Politics Internal – Nuclear Lobbies – A2 – Turns


The anti-nuke movement is weak

Jungjohann 11 (Arne, program director for Environment and Global Dialogue with the Heinrich Boll Foundation, 6/1/11, http://www.grist.org/nuclear/2011-06-01-nuclear-industry-has-powerful-backers-weak-opponents) JPG

The anti-nuke movement is as weak as the nuclear lobby is strong. In the weeks after Fukushima, it fought like a lion, but it is still too small and its resources too few. Experts from NGOs such as Beyond Nuclear, Physicians for Social Responsibility, and the Union of Concerned Scientists trot from one TV channel to the next and try to explain to puzzled moderators that nuclear power is not clean energy, that it is much more expensive than generally assumed. Their attempts at an explanation are good, but they don't strike home. All this leaves us a long way from any basic change in direction for America's energy policy. The U.S. is still the land of nuclear power madness. The nuclear revival in the United States won't come to an end because of any fear of a meltdown, but simply because of financial necessity.


Link Turn – Politics – Defense Lobby


Defense lobbies support the plan
Grossman 5 (Karl, prof of journalism at the State U of New York, Jul 11, [www.space4peace.org/articles/fire_in_the_sky.htm] AD: 7-7-11, jam)

Then there is the military connection.
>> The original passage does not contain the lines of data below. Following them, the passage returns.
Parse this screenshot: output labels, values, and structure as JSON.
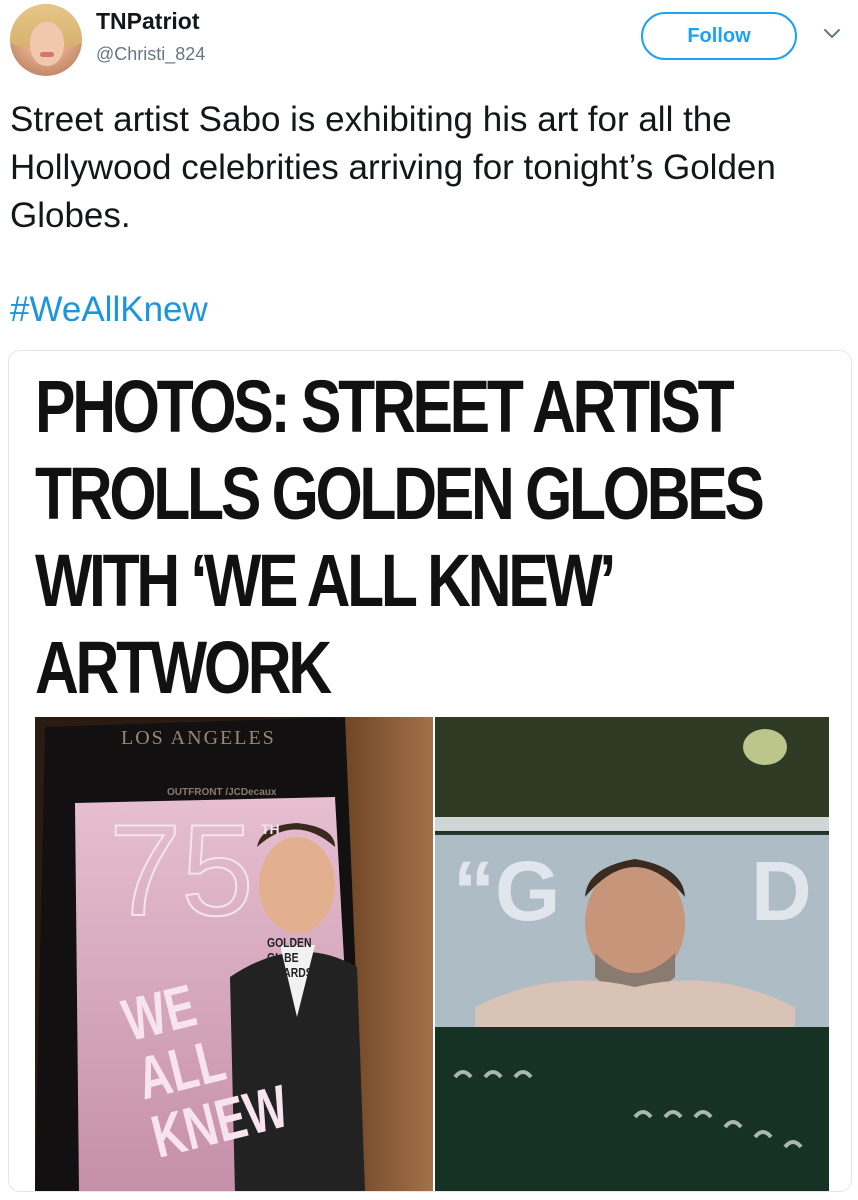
{
  "user": {
    "display_name": "TNPatriot",
    "handle": "@Christi_824"
  },
  "actions": {
    "follow_label": "Follow",
    "menu_icon": "chevron-down-icon"
  },
  "tweet": {
    "text": "Street artist Sabo is exhibiting his art for all the Hollywood celebrities arriving for tonight’s Golden Globes.",
    "hashtag": "#WeAllKnew"
  },
  "media": {
    "headline_lines": [
      "PHOTOS: STREET ARTIST",
      "TROLLS GOLDEN GLOBES",
      "WITH ‘WE ALL KNEW’",
      "ARTWORK"
    ],
    "left_photo": {
      "sign_text": "LOS ANGELES",
      "ad_operator": "OUTFRONT /JCDecaux",
      "number": "75",
      "number_suffix": "TH",
      "awards_text": [
        "GOLDEN",
        "GL  BE",
        "AWARDS"
      ],
      "graffiti": [
        "WE",
        "ALL",
        "KNEW"
      ]
    },
    "right_photo": {
      "letters": [
        "“G",
        "D"
      ]
    }
  },
  "colors": {
    "link": "#1b95e0",
    "follow": "#1da1f2",
    "text": "#14171a",
    "muted": "#657786"
  }
}
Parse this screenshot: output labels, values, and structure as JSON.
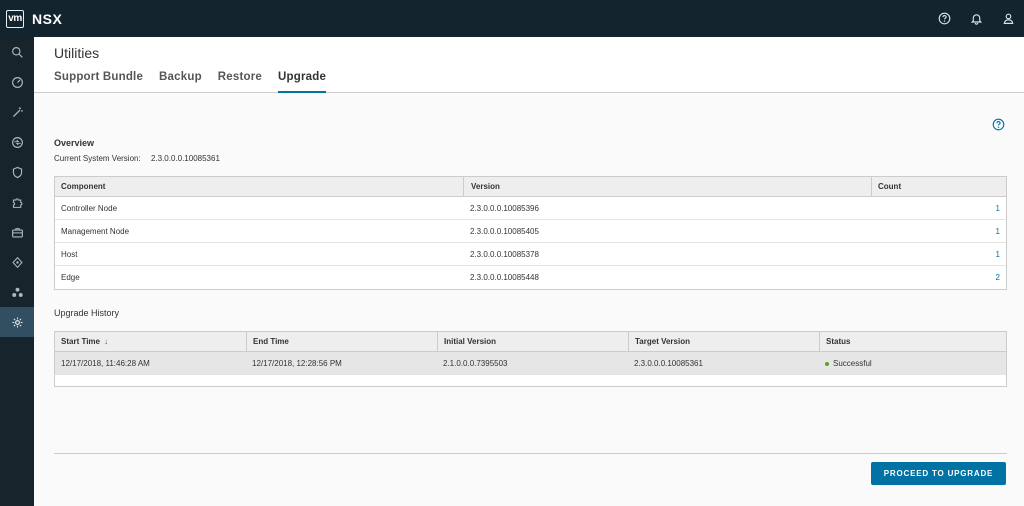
{
  "header": {
    "logo_text": "vm",
    "app_name": "NSX",
    "icons": [
      "help-icon",
      "bell-icon",
      "user-icon"
    ]
  },
  "sidenav": {
    "items": [
      {
        "icon": "search-icon"
      },
      {
        "icon": "dashboard-icon"
      },
      {
        "icon": "wand-icon"
      },
      {
        "icon": "network-icon"
      },
      {
        "icon": "shield-icon"
      },
      {
        "icon": "puzzle-icon"
      },
      {
        "icon": "inventory-icon"
      },
      {
        "icon": "tools-icon"
      },
      {
        "icon": "cluster-icon"
      },
      {
        "icon": "system-gear-icon",
        "active": true
      }
    ]
  },
  "page": {
    "title": "Utilities",
    "tabs": [
      {
        "label": "Support Bundle"
      },
      {
        "label": "Backup"
      },
      {
        "label": "Restore"
      },
      {
        "label": "Upgrade",
        "active": true
      }
    ]
  },
  "overview": {
    "title": "Overview",
    "version_label": "Current System Version:",
    "version_value": "2.3.0.0.0.10085361",
    "columns": [
      "Component",
      "Version",
      "Count"
    ],
    "rows": [
      {
        "component": "Controller Node",
        "version": "2.3.0.0.0.10085396",
        "count": "1"
      },
      {
        "component": "Management Node",
        "version": "2.3.0.0.0.10085405",
        "count": "1"
      },
      {
        "component": "Host",
        "version": "2.3.0.0.0.10085378",
        "count": "1"
      },
      {
        "component": "Edge",
        "version": "2.3.0.0.0.10085448",
        "count": "2"
      }
    ]
  },
  "history": {
    "title": "Upgrade History",
    "columns": [
      "Start Time",
      "End Time",
      "Initial Version",
      "Target Version",
      "Status"
    ],
    "sort_arrow": "↓",
    "rows": [
      {
        "start": "12/17/2018, 11:46:28 AM",
        "end": "12/17/2018, 12:28:56 PM",
        "initial": "2.1.0.0.0.7395503",
        "target": "2.3.0.0.0.10085361",
        "status": "Successful"
      }
    ]
  },
  "footer": {
    "proceed_label": "PROCEED TO UPGRADE"
  },
  "colors": {
    "header_bg": "#13242f",
    "nav_bg": "#17242b",
    "nav_active": "#324f61",
    "accent": "#0072a3",
    "success": "#5aa220"
  }
}
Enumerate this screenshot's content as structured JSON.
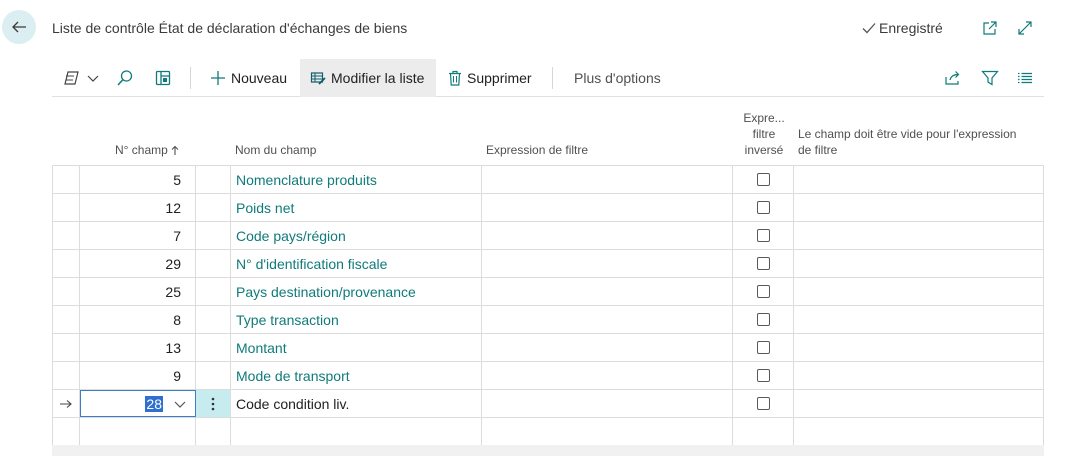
{
  "header": {
    "title": "Liste de contrôle État de déclaration d'échanges de biens",
    "saved_label": "Enregistré"
  },
  "toolbar": {
    "new_label": "Nouveau",
    "edit_list_label": "Modifier la liste",
    "delete_label": "Supprimer",
    "more_label": "Plus d'options"
  },
  "columns": {
    "field_no": "N° champ",
    "field_name": "Nom du champ",
    "filter_expr": "Expression de filtre",
    "inverted_1": "Expre...",
    "inverted_2": "filtre",
    "inverted_3": "inversé",
    "must_empty_1": "Le champ doit être vide pour l'expression",
    "must_empty_2": "de filtre"
  },
  "rows": [
    {
      "no": "5",
      "name": "Nomenclature produits",
      "filter": "",
      "inverted": false
    },
    {
      "no": "12",
      "name": "Poids net",
      "filter": "",
      "inverted": false
    },
    {
      "no": "7",
      "name": "Code pays/région",
      "filter": "",
      "inverted": false
    },
    {
      "no": "29",
      "name": "N° d'identification fiscale",
      "filter": "",
      "inverted": false
    },
    {
      "no": "25",
      "name": "Pays destination/provenance",
      "filter": "",
      "inverted": false
    },
    {
      "no": "8",
      "name": "Type transaction",
      "filter": "",
      "inverted": false
    },
    {
      "no": "13",
      "name": "Montant",
      "filter": "",
      "inverted": false
    },
    {
      "no": "9",
      "name": "Mode de transport",
      "filter": "",
      "inverted": false
    },
    {
      "no": "28",
      "name": "Code condition liv.",
      "filter": "",
      "inverted": false
    }
  ],
  "colors": {
    "accent": "#0f7b7a",
    "selection": "#2f6fcf"
  }
}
The U.S. military has long been interested in space-based weapons and considers atomic power the ideal way to power them. "The fielding of space-based weapons of devastating effectiveness to be used to deliver energy and mass as force projection" is projected in a U.S. Air Force Board report, "New World Vistas: Air and Space Power for the 21st Century." As to energizing these weapons, it states, "A natural technology to enable high power is nuclear power in space."


Groups who support the plan are key
The Global Network 11 (The Global Network Against Weapons & Nuclear Power in Space, advocacy organization, Apr 8, [www.grass-roots-press.com/2011/04/08/global-network-statement-on-japanese-nuclear-disaster/] AD: 7-7-11, jam)

The issue of switching to safe, clean energy is not technological — it’s political. The problem involves vested interests: the government agencies which push nuclear power, notably in the United States the national nuclear laboratories and the entity that owns them, the Department of Energy (headed currently by a former national nuclear laboratory director), and the nuclear industry as it seeks to profit from selling nuclear technology despite the cost in people’s lives. These same entities are pushing nuclear power world-wide as evidenced by GE’s involvement in the construction of Japanese reactors and the recent U.S.-India Nuclear deal. China and other emerging nations are also expanding plans for nuclear power despite the horrific memories of Chernobyl and now Fukushima. A disgrace in demanding nuclear power on earth and space has been President Barack Obama. As president, he has reversed the critical position he espoused as a candidate and now, even in the wake of the Fukushima disaster in Japan, is seeking to “revivethe nuclear industry with the building of new nuclear plants using billions of taxpayer dollars. Meanwhile, his administration has been pushing to also “revive” the use of nuclear power in space by restarting U.S. production of Plutonium-238 for use on space devices.